Mecca, i sauditi premono per un fronte arabo comune contro Teheran. Baghdad si sfila

Nella città santa dell’islam tre vertici in due giorni: Consiglio dei Paesi del Golfo (Gcc), Lega Araba e Organizzazione della Cooperazione Islamica (Oic). Re Salman chiede di usare “tutti i mezzi” per bloccare il “regime iraniano”. Per gli irakeni la stabilità di una nazione islamica è “interesse” di tutti. Assente il re del Marocco a conferma delle divisioni interne. 


Mecca (AsiaNews/Agenzie) - Si è infranto davanti all’opposizione irakena il tentativo del re saudita Salman di creare un fronte comune anti-iraniano, nel corso della due giorni di summit del mondo arabo in programma dal 30 al 31 maggio alla Mecca, la città santa dell’islam. Nel intervento il monarca ha lanciato un appello alla comunità internazionale, perché adoperi “tutti i mezzi” per impedire al “regime iraniano” di “interferire negli affari interni” di altri Paesi e di “ospitare terroristi regionali e globali”. 

Il leader del regno wahhabita, rivale storico di Teheran a livello politico e religioso (sunniti e sciiti) in Medio oriente, ha parlato di “escalation” di attacchi della Repubblica islamica, menzionando alcuni recenti incidenti navali dai contorni poco chiari nelle acque del Golfo. A questo si aggiungono gli attacchi dei ribelli Houthi in Yemen agli oleodotti sauditi oltreconfine, dietro i quali secondo Riyadh vi sarebbe proprio l’Iran. 

Pur sottolineando il proposito di garantire la “pace nella regione” e che “le mani restano tese” verso il confronto e il dialogo, re Salman è pronto all’uso della forza per proteggere gli interessi nazionali [leggi il petrolio] da attacchi esterni. E per impedire, assieme agli alleati statunitense e israeliano, che il rivale sciita rafforzi l’arsenale missilistico e la ricerca sul nucleare.

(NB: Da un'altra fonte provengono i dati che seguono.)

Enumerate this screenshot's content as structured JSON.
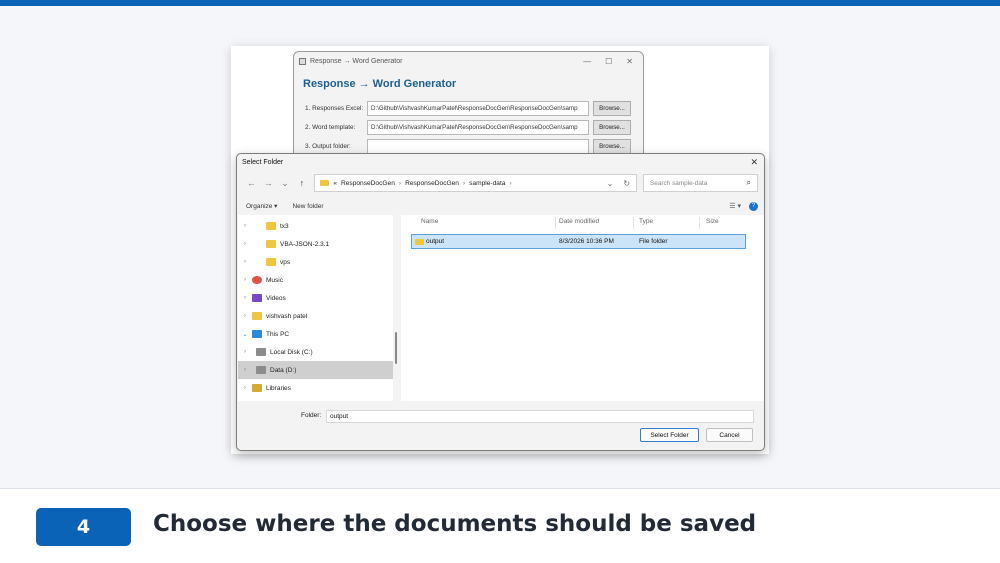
{
  "app": {
    "window_title": "Response → Word Generator",
    "heading": "Response → Word Generator",
    "rows": [
      {
        "label": "1. Responses Excel:",
        "value": "D:\\Github\\VishvashKumarPatel\\ResponseDocGen\\ResponseDocGen\\samp",
        "button": "Browse..."
      },
      {
        "label": "2. Word template:",
        "value": "D:\\Github\\VishvashKumarPatel\\ResponseDocGen\\ResponseDocGen\\samp",
        "button": "Browse..."
      },
      {
        "label": "3. Output folder:",
        "value": "",
        "button": "Browse..."
      }
    ]
  },
  "dialog": {
    "title": "Select Folder",
    "breadcrumb": [
      "«",
      "ResponseDocGen",
      "ResponseDocGen",
      "sample-data"
    ],
    "search_placeholder": "Search sample-data",
    "organize_label": "Organize ▾",
    "new_folder_label": "New folder",
    "nav_items": [
      {
        "label": "tx3",
        "icon": "folder-icon",
        "selected": false
      },
      {
        "label": "VBA-JSON-2.3.1",
        "icon": "folder-icon",
        "selected": false
      },
      {
        "label": "vps",
        "icon": "folder-icon",
        "selected": false
      },
      {
        "label": "Music",
        "icon": "music-icon",
        "selected": false
      },
      {
        "label": "Videos",
        "icon": "video-icon",
        "selected": false
      },
      {
        "label": "vishvash patel",
        "icon": "folder-icon",
        "selected": false
      },
      {
        "label": "This PC",
        "icon": "computer-icon",
        "selected": false
      },
      {
        "label": "Local Disk (C:)",
        "icon": "disk-icon",
        "selected": false
      },
      {
        "label": "Data (D:)",
        "icon": "disk-icon",
        "selected": true
      },
      {
        "label": "Libraries",
        "icon": "library-icon",
        "selected": false
      }
    ],
    "columns": [
      "Name",
      "Date modified",
      "Type",
      "Size"
    ],
    "files": [
      {
        "name": "output",
        "date": "8/3/2026 10:36 PM",
        "type": "File folder",
        "size": ""
      }
    ],
    "folder_label": "Folder:",
    "folder_value": "output",
    "select_button": "Select Folder",
    "cancel_button": "Cancel"
  },
  "step": {
    "number": "4",
    "caption": "Choose where the documents should be saved"
  },
  "colors": {
    "accent": "#0b63b8",
    "selection": "#cce4f7"
  }
}
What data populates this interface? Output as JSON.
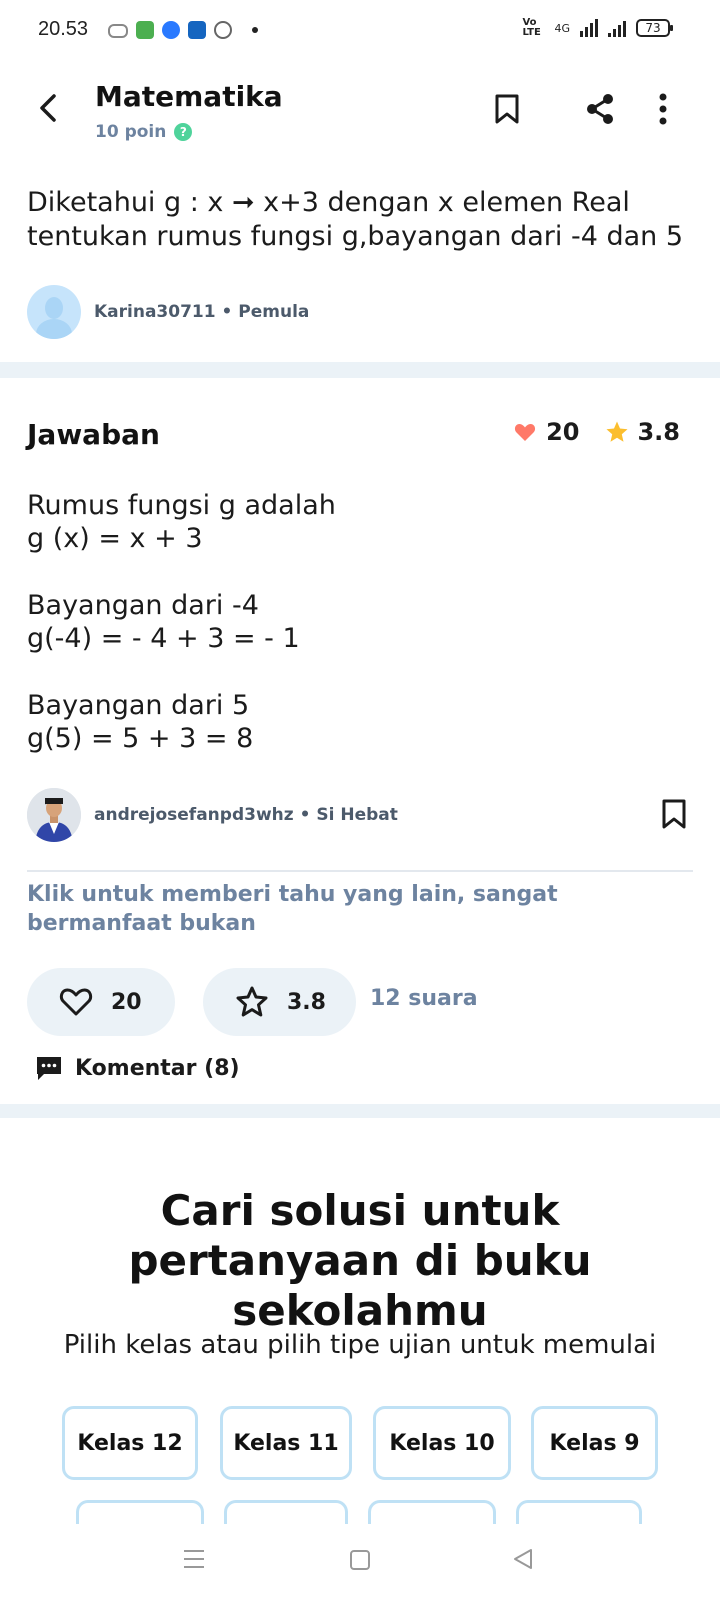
{
  "status_bar": {
    "time": "20.53",
    "volte": "Vo LTE",
    "network": "4G",
    "battery": "73"
  },
  "header": {
    "title": "Matematika",
    "points": "10 poin"
  },
  "question": {
    "text": "Diketahui g : x ➞ x+3 dengan x elemen Real\ntentukan rumus fungsi g,bayangan dari -4 dan 5",
    "author": "Karina30711 • Pemula"
  },
  "answer": {
    "title": "Jawaban",
    "likes": "20",
    "rating": "3.8",
    "lines": {
      "l1": "Rumus fungsi g adalah",
      "l2": "g (x) = x + 3",
      "l3": "Bayangan dari -4",
      "l4": "g(-4) = - 4 + 3 = - 1",
      "l5": "Bayangan dari 5",
      "l6": "g(5) = 5 + 3 = 8"
    },
    "author": "andrejosefanpd3whz • Si Hebat",
    "thanks_prompt": "Klik untuk memberi tahu yang lain, sangat bermanfaat bukan",
    "like_count": "20",
    "rate_value": "3.8",
    "votes": "12 suara",
    "comments": "Komentar (8)"
  },
  "search_section": {
    "title": "Cari solusi untuk pertanyaan di buku sekolahmu",
    "subtitle": "Pilih kelas atau pilih tipe ujian untuk memulai",
    "grades": [
      "Kelas 12",
      "Kelas 11",
      "Kelas 10",
      "Kelas 9"
    ]
  },
  "colors": {
    "accent_muted": "#6d83a0",
    "heart": "#ff7968",
    "star": "#fbbe2e",
    "band": "#ebf2f7",
    "grade_border": "#bfe1f5"
  }
}
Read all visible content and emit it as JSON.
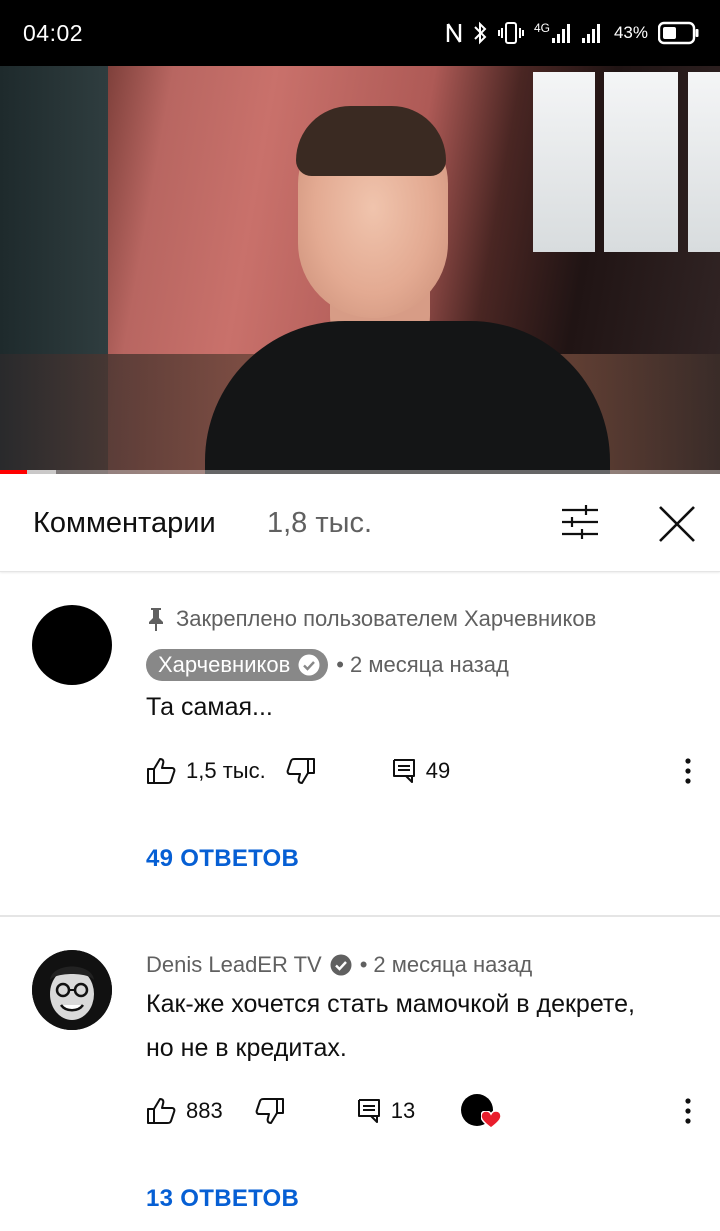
{
  "status_bar": {
    "time": "04:02",
    "network_label": "4G",
    "battery_percent": "43%",
    "icons": [
      "nfc-icon",
      "bluetooth-icon",
      "vibrate-icon",
      "signal-4g-icon",
      "signal-icon",
      "battery-icon"
    ]
  },
  "video": {
    "progress_played": 0.037,
    "progress_loaded": 0.078,
    "colors": {
      "progress": "#ff0000"
    }
  },
  "comments_panel": {
    "title": "Комментарии",
    "count": "1,8 тыс.",
    "icons": {
      "filter": "sort-filter-icon",
      "close": "close-icon"
    }
  },
  "comments": [
    {
      "pinned_label": "Закреплено пользователем Харчевников",
      "author": "Харчевников",
      "verified": true,
      "time": "2 месяца назад",
      "text": "Та самая...",
      "likes": "1,5 тыс.",
      "reply_count": "49",
      "replies_link": "49 ОТВЕТОВ"
    },
    {
      "author": "Denis LeadER TV",
      "verified": true,
      "time": "2 месяца назад",
      "text": "Как-же хочется стать мамочкой в декрете, но не в кредитах.",
      "likes": "883",
      "reply_count": "13",
      "creator_hearted": true,
      "replies_link": "13 ОТВЕТОВ"
    }
  ],
  "colors": {
    "link_blue": "#065fd4",
    "secondary_text": "#606060",
    "author_chip": "#888888",
    "heart_red": "#e91e2c"
  },
  "separator": "•"
}
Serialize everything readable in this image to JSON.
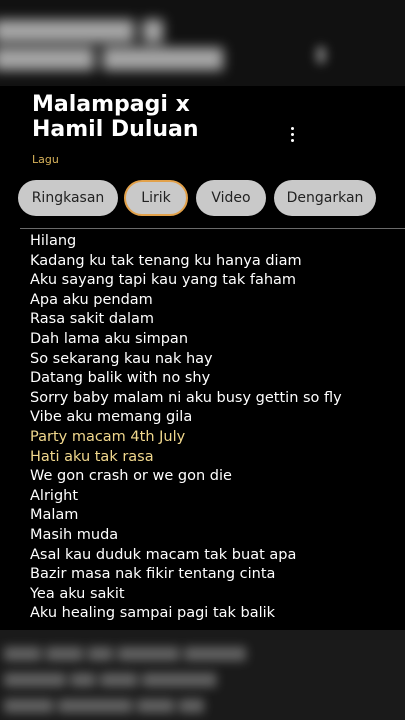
{
  "header": {
    "title_line1": "Malampagi x",
    "title_line2": "Hamil Duluan",
    "subtitle": "Lagu",
    "more_icon": "more-vertical-icon"
  },
  "tabs": [
    {
      "label": "Ringkasan",
      "active": false
    },
    {
      "label": "Lirik",
      "active": true
    },
    {
      "label": "Video",
      "active": false
    },
    {
      "label": "Dengarkan",
      "active": false
    }
  ],
  "lyrics": [
    "Hilang",
    "Kadang ku tak tenang ku hanya diam",
    "Aku sayang tapi kau yang tak faham",
    "Apa aku pendam",
    "Rasa sakit dalam",
    "Dah lama aku simpan",
    "So sekarang kau nak hay",
    "Datang balik with no shy",
    "Sorry baby malam ni aku busy gettin so fly",
    "Vibe aku memang gila",
    "Party macam 4th July",
    "Hati aku tak rasa",
    "We gon crash or we gon die",
    "Alright",
    "Malam",
    "Masih muda",
    "Asal kau duduk macam tak buat apa",
    "Bazir masa nak fikir tentang cinta",
    "Yea aku sakit",
    "Aku healing sampai pagi tak balik"
  ],
  "colors": {
    "accent": "#e2a14a",
    "highlight_lyric": "#f1d88d",
    "chip_bg": "#c9c9c9",
    "subtitle": "#d7b25b"
  }
}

Accuse respinte anche in queste ore dai leader iraniani, secondo i quali le parole di re Salman “sono prive di fondamento” e vanno inserite in uno “sforzo per mobilitare l’opinione” pubblica verso una guerra con Teheran. Il possibile conflitto fra Repubblica islamica e americani (e loro alleati) resta dunque uno dei temi caldi sul tavolo dei governi regionali, che restano peraltro divisi al loro interno.

La condanna espressa da Riyadh è stata contestata con forza da Baghdad, che ha ammonito i leader presenti sui pericoli di una nuova guerra nella regione e non ha voluto firmare il comunicato finale di oggi a conclusione del summit. Il presidente irakeno Barham Salih nel suo intervento ha ricordato che l’Iran sia un Paese musulmano e vicino. “Non vogliamo che sia colpito nella sua sicurezza - ha detto - perché condividiamo 1400 km di confine e numerose relazioni” economiche e diplomatiche. “In tutta onestà - ha concluso - la sicurezza e la stabilità di una nazione islamica vicina è interesse di tutti gli Stati musulmani e arabi”. 

Nella due giorni di summit alla Mecca si sono svolti tre diversi vertici - due dei quali di emergenza in chiave anti-iraniana - dietro impulso di re Salman e alla presenza di oltre 50 fra capi di Stato e di governo. Ieri erano in calendario il Consiglio dei Paesi del Golfo (Gcc) e quello della Lega Araba, mentre oggi si è tenuta la 14ma sessione dell’Organizzazione della Cooperazione Islamica (Oic). Nel comunicato finale si ricorda infine che per il raggiungimento di una stabilità regionale è necessaria la nascita di uno Stato palestinese indipendente, secondo i confini tracciati nel 1967 i quali includono Gaza, Cisgiordania e Gerusalemme est. 

Fra gli assenti, a conferma di fratture e divisioni, il re del Marocco che negli ultimi tempi ha visto incrinarsi i rapporti con Riyadh. Al contempo, il Qatar ha inviato il Primo Ministro e non l’emiro regnante, segno che la frattura economica e diplomatica in atto dal 2017 non si è ancora ricomposta del tutto, sebbene le tensioni fra Usa e Iran abbiano favorito un riavvicinamento delle posizioni.